|Number of Trips||11|
|Hiking Time (hours)||34.58|
|Average Pace (mph)||2.03|
|Elevation Gain (ft)||21,842|
|Equivalent Summits of Mt. Rainer (14,411ft)||1.52|
|Clif Shot Bloks Consumed||56|
Sadly, you'll notice that I did away with the "Cheesy Bagel" stat. We just haven't been eating them! I think this is mostly because we've gotten better about packing up food prior to leaving for a hike. What's this "being prepared" nonsense all about? Lucky for you, I've added two new stats, "Average Pace" and "Equivalent Summits of Mt. Rainer" which will hopefully offset the loss.
The new graph on the right, is my attempt to use the data to plot some trends in our hiking behavior.
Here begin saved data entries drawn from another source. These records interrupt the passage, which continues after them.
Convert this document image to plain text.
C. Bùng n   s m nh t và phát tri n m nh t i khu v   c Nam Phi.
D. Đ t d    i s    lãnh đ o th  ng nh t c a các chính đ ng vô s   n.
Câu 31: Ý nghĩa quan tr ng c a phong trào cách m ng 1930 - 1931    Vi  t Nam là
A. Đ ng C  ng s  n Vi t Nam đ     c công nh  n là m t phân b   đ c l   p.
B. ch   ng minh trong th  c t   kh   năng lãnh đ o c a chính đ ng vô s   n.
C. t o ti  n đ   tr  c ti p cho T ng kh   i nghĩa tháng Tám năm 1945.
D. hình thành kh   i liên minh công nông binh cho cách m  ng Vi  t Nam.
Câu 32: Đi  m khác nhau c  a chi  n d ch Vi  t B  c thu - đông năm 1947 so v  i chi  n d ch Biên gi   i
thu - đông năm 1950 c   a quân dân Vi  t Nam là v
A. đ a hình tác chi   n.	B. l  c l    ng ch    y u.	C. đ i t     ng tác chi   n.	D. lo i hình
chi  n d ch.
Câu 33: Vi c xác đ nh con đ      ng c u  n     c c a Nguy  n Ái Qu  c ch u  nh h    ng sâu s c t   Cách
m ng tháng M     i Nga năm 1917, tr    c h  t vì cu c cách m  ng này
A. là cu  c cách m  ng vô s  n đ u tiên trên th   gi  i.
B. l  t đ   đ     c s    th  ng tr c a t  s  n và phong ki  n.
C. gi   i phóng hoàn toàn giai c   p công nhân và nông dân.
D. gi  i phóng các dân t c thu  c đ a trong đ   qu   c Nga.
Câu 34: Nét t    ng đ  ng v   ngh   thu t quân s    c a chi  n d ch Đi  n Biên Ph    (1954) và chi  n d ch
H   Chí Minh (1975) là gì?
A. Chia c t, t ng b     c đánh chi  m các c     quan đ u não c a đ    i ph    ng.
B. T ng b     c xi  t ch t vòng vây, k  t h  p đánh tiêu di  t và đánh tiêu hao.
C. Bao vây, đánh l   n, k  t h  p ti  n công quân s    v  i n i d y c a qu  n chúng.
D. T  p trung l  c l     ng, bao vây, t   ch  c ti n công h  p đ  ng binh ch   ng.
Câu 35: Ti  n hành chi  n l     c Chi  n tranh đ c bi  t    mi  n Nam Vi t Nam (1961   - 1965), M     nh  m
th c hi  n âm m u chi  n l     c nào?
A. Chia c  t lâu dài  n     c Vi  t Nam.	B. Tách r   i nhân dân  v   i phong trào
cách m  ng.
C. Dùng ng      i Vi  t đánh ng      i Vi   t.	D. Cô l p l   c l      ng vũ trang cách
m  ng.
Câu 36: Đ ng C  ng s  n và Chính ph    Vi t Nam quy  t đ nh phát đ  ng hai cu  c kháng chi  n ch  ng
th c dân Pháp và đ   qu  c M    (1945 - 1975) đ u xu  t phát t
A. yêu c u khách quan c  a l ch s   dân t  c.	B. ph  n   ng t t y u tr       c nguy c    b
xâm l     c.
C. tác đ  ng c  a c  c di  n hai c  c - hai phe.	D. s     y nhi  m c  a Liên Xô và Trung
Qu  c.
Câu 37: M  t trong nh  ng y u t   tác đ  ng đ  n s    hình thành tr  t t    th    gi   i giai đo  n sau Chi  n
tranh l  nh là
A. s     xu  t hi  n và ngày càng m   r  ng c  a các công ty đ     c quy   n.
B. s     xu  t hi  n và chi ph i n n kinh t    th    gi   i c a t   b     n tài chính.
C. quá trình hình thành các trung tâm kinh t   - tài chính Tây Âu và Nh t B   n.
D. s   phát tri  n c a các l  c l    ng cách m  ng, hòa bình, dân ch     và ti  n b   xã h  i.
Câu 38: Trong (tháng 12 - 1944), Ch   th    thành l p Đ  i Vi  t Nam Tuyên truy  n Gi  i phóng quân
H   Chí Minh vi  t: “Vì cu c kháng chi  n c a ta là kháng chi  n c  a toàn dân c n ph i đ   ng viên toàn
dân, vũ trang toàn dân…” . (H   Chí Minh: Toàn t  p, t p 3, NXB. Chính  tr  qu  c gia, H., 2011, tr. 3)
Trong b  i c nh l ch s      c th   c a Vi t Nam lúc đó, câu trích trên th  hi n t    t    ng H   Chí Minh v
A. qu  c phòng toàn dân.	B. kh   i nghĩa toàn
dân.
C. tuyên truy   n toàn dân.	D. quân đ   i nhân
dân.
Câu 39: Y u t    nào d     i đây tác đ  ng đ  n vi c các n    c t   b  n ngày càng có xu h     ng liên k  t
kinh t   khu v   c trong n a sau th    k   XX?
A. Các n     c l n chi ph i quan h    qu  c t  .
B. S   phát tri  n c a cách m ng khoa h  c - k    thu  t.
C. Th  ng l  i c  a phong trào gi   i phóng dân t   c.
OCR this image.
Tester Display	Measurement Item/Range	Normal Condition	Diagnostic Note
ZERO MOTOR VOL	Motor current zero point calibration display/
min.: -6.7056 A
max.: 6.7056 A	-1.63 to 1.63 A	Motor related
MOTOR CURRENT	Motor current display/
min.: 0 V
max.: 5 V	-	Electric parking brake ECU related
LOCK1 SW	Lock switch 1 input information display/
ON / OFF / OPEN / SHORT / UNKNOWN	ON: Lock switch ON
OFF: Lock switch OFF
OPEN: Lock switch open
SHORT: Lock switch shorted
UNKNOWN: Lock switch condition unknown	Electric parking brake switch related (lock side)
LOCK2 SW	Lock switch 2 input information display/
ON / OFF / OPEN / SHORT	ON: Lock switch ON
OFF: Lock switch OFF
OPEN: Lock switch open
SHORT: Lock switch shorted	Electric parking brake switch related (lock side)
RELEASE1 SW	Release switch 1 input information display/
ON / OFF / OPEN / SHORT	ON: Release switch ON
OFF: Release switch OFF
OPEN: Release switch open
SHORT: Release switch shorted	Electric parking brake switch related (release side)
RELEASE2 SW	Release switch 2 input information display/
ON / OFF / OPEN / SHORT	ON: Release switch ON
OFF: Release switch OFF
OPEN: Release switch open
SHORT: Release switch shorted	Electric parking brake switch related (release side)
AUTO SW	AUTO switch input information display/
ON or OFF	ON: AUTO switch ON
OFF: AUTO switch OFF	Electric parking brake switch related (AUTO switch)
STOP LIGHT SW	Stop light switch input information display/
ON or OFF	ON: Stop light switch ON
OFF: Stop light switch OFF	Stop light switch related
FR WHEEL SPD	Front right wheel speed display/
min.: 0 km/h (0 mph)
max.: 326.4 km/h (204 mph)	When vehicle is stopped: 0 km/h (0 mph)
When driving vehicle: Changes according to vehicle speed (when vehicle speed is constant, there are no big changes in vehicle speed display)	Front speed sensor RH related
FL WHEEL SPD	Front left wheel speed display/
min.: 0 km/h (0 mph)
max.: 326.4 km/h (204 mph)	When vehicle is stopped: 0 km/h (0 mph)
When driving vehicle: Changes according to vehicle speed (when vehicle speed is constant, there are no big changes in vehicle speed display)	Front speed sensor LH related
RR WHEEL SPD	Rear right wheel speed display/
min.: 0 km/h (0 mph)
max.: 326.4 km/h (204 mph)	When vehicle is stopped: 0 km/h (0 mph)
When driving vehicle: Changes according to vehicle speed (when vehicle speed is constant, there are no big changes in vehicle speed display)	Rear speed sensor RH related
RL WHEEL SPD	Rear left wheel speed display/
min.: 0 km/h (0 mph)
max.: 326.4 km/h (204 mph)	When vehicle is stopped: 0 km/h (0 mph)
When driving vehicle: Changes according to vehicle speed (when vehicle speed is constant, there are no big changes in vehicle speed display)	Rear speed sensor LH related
Basically, the average miles per hour (mph) is a measure of how fast we're walking, and average percent grade is a measure of the steepness of the terrain.
Ideally, (for our inflated egos) we'd like to see both lines trending upwards because that would indicate that not only are we doing steeper hikes, but we're also doing them faster! Realistically, however, I think as the percent grade increases our mph will go down. That brings us to the interesting question of why, in December, did our pace get slower when the grade got shallower?! I'm going to go out on a limb here and blame it on the snow, our fattening holiday bellies, and our lallygagging around trying to take entertaining photos. Hopefully, we'll be able to break the trend in January...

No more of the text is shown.